It doesn’t help that all the maps, rules, and instructions are in Spanish, nor that Ed and Ned are complete rookies in this 1000 Millas Sport de la República Argentina, the 19th-annual running of the most important classic-car competition in South America. Inspired by the legendary Mille Miglia road race of Italy, it’s a three-day, 800-mile scramble through the endless postcard of northern Patagonia. More than 160 rare and classic cars built between 1920 and 1982, plus an assortment of ringers like Biscayne Ford Cobras and coffin-like Bugatti replicas, rolled off this morning from the race headquarters at the swank Llao Llao Hotel perched atop a hill between two impossibly blue Patagonian lakes. The Rowans traveled more than 6,000 miles to make the start, enticed by the idea of some quality father-son time in their gleaming blue Bentley, the kind of car Daddy Warbucks, or maybe Juan and Evita Perón, would have been proud to drive. “It’s nice to have the time together with him to talk,” Ed says, “and to argue.”

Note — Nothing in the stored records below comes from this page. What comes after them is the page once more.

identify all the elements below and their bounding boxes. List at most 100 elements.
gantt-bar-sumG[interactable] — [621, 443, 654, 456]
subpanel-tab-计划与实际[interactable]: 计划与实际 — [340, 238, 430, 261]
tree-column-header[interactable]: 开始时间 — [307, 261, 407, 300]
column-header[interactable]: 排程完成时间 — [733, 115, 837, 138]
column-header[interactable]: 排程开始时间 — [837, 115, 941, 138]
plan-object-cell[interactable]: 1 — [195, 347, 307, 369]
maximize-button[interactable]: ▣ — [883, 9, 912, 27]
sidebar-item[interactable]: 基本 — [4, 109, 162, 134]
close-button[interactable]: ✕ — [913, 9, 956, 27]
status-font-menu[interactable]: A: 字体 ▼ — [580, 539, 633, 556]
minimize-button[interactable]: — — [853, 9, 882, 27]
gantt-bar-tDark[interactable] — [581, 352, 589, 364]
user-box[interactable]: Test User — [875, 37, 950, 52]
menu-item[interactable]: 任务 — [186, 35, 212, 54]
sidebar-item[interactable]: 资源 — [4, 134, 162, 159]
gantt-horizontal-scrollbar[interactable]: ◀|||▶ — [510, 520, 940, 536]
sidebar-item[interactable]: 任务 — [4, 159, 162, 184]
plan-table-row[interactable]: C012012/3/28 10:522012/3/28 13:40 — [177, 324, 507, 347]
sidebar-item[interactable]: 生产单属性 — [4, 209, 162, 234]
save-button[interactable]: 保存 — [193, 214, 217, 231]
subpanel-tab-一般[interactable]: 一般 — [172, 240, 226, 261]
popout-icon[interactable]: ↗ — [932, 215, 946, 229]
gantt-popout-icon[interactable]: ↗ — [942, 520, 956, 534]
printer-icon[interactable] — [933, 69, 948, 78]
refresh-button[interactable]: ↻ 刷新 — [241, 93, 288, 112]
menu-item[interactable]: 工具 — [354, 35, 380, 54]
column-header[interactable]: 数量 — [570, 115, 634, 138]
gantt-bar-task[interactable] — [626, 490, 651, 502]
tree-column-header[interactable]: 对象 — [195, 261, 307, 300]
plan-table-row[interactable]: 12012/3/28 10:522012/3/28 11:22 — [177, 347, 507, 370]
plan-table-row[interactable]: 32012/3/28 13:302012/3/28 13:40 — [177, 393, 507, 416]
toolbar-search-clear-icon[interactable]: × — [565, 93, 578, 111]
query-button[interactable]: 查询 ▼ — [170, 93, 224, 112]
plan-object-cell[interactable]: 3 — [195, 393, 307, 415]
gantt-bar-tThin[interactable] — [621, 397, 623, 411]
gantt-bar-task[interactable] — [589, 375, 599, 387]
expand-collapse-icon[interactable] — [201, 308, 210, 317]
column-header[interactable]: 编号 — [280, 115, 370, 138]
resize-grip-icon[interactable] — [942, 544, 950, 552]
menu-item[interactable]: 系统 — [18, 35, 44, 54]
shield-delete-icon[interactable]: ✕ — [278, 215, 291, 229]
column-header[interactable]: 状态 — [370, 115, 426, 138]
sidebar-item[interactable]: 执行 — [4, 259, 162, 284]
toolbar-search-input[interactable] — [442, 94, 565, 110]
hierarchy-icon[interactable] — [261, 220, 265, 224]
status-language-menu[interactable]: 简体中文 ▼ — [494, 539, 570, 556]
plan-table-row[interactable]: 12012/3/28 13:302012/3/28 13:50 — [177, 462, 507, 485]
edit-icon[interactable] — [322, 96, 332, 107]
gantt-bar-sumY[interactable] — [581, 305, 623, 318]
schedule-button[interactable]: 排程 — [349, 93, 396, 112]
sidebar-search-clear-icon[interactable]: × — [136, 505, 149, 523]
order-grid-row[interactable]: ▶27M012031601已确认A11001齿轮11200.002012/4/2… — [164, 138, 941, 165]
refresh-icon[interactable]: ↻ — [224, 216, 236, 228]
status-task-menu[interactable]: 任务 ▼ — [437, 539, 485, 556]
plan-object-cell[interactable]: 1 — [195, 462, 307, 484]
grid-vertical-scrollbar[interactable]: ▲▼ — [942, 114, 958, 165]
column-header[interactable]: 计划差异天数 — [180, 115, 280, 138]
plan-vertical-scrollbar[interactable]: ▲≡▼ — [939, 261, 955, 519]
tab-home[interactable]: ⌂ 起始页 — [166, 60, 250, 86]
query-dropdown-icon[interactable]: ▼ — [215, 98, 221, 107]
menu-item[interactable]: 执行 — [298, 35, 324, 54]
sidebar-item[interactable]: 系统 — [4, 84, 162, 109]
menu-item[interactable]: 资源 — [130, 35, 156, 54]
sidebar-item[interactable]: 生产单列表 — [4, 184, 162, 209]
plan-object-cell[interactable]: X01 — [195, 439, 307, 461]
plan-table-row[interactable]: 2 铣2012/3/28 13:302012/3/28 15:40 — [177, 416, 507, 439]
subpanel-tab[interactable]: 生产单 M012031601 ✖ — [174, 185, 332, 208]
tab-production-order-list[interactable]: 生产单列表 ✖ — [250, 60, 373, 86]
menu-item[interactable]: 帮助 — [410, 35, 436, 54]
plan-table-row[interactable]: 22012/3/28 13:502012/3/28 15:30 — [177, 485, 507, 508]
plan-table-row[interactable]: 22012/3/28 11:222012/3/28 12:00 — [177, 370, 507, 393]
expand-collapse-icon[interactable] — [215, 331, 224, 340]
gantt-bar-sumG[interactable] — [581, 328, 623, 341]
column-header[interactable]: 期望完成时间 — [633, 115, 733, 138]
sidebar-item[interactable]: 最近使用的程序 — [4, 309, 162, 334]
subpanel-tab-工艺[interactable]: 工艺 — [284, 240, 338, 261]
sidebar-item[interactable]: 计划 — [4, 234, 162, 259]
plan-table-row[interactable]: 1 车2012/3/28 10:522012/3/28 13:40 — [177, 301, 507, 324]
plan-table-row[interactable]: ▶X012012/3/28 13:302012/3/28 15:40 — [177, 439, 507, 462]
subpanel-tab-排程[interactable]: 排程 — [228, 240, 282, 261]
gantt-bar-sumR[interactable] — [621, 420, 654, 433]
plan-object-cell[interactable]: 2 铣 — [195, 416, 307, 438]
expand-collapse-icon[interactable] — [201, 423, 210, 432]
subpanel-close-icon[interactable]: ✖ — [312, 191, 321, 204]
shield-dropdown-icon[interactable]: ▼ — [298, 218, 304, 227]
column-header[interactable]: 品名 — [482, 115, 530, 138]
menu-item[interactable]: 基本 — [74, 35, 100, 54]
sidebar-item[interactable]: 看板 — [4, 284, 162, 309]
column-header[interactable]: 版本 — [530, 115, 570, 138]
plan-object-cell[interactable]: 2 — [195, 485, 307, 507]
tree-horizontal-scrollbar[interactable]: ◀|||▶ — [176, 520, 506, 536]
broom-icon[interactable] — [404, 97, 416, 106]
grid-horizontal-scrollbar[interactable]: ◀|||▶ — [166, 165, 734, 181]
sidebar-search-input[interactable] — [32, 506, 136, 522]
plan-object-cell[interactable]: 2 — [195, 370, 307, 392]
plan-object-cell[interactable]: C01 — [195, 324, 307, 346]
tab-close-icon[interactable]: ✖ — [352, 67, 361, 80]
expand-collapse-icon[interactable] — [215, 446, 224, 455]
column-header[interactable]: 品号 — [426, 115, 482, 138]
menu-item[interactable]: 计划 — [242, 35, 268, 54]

In hot pursuit of the Rowans are Ross and Mark Longfield, another father-son team from the States, piloting a 1969 E-Type Jaguar SII coupe. Mark and Ned were school chums, and it turned out that their fathers shared a passion for old cars. When the Rowans told the Longfields about the rally, the two families immediately recognized a chance for some laughs and adventure and shipped their cars to Buenos Aires in the same container.